Your viral vector will arrive frozen, in 200ul Eppendorf tubes containing 10µl of concentrated viral vector (unless you specify in advance another size aliquot).
Keep the viral vector at -80C at all times, and consider the following for each type of viral vector:
- Lentivirus-based vectors: very sensitive to freeze/thaw cycles, i.e. a significant drop in titer is expected after each cycle of freezing/thawing
- Retrovirus-based vectors: very sensitive to freeze/thaw cycles
- Adenovirus (AD5)-based vectors: somewhat sensitive to freeze/thaw cycles (i.e. small drop of titers following freezing/thawing cycles.)

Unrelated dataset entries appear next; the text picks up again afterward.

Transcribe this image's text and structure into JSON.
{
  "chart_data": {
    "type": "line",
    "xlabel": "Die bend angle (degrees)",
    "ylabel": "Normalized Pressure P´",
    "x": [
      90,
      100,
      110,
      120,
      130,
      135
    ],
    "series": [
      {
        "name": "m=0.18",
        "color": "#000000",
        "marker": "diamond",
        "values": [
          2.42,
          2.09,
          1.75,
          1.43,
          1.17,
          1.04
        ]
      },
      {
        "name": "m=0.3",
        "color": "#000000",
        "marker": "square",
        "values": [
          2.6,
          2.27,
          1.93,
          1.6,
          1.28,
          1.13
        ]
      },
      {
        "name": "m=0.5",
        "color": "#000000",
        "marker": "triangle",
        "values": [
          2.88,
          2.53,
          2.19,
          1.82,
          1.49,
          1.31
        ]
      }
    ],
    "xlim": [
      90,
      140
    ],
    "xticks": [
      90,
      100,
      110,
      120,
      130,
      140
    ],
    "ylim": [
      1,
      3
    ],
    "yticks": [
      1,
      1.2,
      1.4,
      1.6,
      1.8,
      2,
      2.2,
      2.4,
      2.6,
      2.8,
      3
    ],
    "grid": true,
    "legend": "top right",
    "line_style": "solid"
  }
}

- Adeno-associated virus/Self complementary adeno-associated virus vectors: can be thawed and refrozen multiple times without significant loss of titer.

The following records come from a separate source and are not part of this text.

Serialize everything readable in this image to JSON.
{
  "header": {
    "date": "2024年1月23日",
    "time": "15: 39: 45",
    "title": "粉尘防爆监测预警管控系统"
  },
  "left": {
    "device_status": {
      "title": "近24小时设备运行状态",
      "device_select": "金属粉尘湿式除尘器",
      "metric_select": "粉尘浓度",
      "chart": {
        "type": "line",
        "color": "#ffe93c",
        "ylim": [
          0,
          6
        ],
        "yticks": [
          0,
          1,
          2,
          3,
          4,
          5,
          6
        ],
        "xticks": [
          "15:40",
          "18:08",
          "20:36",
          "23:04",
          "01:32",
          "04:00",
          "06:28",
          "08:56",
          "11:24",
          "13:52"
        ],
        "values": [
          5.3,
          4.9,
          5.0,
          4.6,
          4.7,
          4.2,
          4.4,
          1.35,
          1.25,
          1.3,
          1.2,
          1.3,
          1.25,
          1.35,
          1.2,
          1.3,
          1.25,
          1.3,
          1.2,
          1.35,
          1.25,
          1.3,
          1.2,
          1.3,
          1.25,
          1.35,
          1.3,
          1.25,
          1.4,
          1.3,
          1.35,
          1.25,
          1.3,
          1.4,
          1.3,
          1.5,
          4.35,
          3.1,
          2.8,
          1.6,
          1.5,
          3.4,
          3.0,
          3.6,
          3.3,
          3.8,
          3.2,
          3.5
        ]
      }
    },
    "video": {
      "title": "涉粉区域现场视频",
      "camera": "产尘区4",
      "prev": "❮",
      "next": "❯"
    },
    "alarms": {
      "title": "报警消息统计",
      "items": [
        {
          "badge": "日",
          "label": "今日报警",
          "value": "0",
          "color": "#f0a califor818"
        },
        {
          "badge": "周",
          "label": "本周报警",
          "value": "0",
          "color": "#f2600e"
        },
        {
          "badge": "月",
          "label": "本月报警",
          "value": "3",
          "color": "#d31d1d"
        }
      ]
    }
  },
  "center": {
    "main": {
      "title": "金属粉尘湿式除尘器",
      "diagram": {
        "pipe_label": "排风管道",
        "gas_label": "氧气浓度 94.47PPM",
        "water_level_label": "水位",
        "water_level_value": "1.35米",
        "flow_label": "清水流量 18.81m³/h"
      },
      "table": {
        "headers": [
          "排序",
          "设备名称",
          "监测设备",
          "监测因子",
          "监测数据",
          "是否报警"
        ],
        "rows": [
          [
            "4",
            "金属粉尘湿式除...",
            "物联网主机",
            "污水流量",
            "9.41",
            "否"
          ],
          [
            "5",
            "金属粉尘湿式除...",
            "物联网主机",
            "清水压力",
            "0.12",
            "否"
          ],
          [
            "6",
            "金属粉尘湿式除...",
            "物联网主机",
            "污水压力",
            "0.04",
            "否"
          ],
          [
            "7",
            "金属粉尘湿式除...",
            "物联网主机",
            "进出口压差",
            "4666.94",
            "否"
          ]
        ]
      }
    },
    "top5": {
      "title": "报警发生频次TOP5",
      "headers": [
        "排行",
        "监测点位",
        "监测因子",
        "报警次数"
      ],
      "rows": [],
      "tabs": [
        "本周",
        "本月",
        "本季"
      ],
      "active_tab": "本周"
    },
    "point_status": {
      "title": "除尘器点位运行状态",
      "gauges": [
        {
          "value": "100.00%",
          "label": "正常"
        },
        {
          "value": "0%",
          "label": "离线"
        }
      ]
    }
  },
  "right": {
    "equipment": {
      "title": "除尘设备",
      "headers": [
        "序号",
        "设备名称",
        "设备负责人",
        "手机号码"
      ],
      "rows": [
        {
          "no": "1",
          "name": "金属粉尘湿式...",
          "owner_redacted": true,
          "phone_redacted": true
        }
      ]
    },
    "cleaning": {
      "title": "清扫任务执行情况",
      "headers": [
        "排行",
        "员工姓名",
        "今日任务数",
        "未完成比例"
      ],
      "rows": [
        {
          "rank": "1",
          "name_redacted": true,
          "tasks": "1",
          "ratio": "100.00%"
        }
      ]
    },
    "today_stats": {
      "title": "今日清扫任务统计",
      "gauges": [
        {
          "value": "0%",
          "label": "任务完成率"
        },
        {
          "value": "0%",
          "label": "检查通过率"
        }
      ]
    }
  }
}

We will provide you with a titer for your viral vector that is in TU (transducing units). This is the number of virions able to effectively cause expression of the viral transgene in a cell (from the particular cell line used for titration), following exposure of a near-confluent layer of these cells to a vector solution. Please keep in mind the units used for viral vector titers between different vector-producing labs are not always identical, and that the titer for a same sample can vary over several orders of magnitude depending on the titer unit used. The titer of your viral vector has been determined from a thawed sample of your vector and thus, should represent the titer to expect at the first thawing of your aliquots. When injecting your viral vector into an animal or exposing cells in culture, remember that most vectors are heat-labile: thaw the aliquots rapidly and then keep on ice until the last minute. If possible, use cold solutions and containers to dilute the samples.
Lentivirus and retrovirus-based vectors are sensitive to organic solvents like ethanol, to detergents, and should be diluted in isosmotic solutions. Ad5 and AAV vectors are resistant to ethanol and to low concentrations of Triton X-100 and other detergents, and remains integral in a wide range of osmolarities.
Always wear gloves, and decontaminate and dispose of waste appropriately (we recommend regular 5% bleach for decontamination and disposal).